Authors: Lorenz Kummer, Samir Moustafa, Anatol Ehrlich, Franka Bause, Nikolaus Suess, Wilfried N. Gansterer, Nils Morten Kriege

ICML 2025 | Venue PDF | Archive PDF | Plain Text | LLM Run Details

Reproducibility Variable Result LLM Response
Research Type Experimental Our work contributes to closing this gap by providing both formal and empirical evidence that preserving expressivity in sparsely initialized GNNs is crucial for finding winning tickets. We structure our experiments to address the primary research question, which also drove our theoretical analysis, namely how the pre-training expressivity of a lottery ticket affects its post-training accuracy. We investigate this research question by utilizing 10 real-world datasets from the TUDataset repository (Morris et al., 2020).
Researcher Affiliation Academia 1Faculty of Computer Science, University of Vienna, Vienna, Austria 2Doctoral School Computer Science, University of Vienna, Vienna, Austria 3Research Network Data Science, University of Vienna, Vienna, Austria. Correspondence to: Lorenz Kummer <EMAIL>.
Pseudocode No No specific pseudocode block or algorithm section is present. The methodology is described in prose and mathematical equations.
Open Source Code Yes The code for reproducing our results is available at Git Hub: https://github.com/lorenz0890/wl2025lottery
Open Datasets Yes We investigate this research question by utilizing 10 real-world datasets from the TUDataset repository (Morris et al., 2020). These datasets, which are described in detail in Appendix B, are widely used in current studies.
Dataset Splits No No specific details about training, validation, and test splits (e.g., percentages, counts, or k-fold cross-validation) are explicitly mentioned in the paper for the datasets used. The paper states, "Results aggregated from training 13,500 runs over 10 datasets," but does not elaborate on the splitting strategy for individual datasets.

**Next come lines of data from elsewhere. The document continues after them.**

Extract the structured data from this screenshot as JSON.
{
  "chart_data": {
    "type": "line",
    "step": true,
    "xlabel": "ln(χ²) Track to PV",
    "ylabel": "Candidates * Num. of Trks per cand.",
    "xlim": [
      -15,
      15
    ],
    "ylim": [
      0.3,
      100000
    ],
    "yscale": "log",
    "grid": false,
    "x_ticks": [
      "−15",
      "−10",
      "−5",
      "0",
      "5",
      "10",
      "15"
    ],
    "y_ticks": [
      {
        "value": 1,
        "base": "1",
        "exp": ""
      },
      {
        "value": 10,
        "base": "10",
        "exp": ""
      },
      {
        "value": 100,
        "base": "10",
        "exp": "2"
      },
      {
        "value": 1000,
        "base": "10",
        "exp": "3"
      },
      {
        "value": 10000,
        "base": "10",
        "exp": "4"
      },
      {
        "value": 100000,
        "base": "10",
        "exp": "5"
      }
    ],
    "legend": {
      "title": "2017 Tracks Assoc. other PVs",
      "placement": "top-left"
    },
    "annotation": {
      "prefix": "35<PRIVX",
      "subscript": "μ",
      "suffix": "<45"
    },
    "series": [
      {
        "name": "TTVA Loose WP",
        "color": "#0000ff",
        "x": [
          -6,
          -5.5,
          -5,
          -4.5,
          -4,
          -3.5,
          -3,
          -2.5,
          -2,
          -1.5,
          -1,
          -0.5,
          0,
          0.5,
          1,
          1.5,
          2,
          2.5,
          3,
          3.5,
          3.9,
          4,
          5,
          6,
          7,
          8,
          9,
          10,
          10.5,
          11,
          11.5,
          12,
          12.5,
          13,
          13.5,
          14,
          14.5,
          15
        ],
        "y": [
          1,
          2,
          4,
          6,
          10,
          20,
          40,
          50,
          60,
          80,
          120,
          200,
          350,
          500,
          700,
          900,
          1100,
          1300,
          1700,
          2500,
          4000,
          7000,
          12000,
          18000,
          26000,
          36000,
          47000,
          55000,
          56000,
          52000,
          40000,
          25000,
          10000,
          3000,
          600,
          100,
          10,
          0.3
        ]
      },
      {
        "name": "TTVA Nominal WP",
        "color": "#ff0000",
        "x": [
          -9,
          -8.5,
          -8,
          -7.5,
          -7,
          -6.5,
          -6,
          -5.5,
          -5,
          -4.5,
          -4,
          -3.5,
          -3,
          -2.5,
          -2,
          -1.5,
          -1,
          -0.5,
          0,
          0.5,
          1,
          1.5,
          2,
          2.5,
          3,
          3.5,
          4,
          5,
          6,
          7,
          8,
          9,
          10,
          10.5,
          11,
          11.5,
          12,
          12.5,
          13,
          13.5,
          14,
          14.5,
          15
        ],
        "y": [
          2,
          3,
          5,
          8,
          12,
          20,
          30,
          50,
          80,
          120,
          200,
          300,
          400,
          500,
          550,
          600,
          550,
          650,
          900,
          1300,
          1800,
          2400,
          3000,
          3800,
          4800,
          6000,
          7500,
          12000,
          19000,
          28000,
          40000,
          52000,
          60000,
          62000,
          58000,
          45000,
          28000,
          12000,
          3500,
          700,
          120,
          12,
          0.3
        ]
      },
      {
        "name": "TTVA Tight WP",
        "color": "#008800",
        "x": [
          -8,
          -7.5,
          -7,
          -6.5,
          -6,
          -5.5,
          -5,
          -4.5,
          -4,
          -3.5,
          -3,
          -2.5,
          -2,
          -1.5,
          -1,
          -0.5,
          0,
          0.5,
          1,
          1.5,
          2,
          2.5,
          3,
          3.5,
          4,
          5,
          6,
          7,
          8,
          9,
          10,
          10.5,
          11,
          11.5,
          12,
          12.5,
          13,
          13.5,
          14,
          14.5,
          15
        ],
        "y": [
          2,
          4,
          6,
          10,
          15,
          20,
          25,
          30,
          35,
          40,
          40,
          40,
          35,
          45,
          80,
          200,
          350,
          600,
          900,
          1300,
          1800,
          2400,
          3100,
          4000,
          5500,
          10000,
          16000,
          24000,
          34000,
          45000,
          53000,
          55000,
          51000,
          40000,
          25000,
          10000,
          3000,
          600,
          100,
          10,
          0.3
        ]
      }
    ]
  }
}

Hardware Specification Yes The experiments took approximately 8 weeks with three parallel workers to conclude and were conducted on a local server equipped with an NVIDIA H100 PCIe GPU (80GB VRAM), an Intel Xeon Gold 6326 CPU (500GB RAM) and a 1TB SSD.
Software Dependencies No No specific versions for software libraries such as PyTorch, TensorFlow, Python, or CUDA are mentioned. Only general components like 'ReLU activations' and 'Adam optimizer' are referred to without version numbers.
Experiment Setup Yes All models are trained for 250 epochs with a batch size of 32, a learning rate of 0.01, using the Adam optimizer. In line with LTH, only non-zero weights are updated. We use Re LU activations and initialize network parameters W(j) randomly from a uniform distribution U( q 1 mj ) with mj = |I(j)|, following common variance scaling initialization schemes (Glorot & Bengio, 2010; He et al., 2015).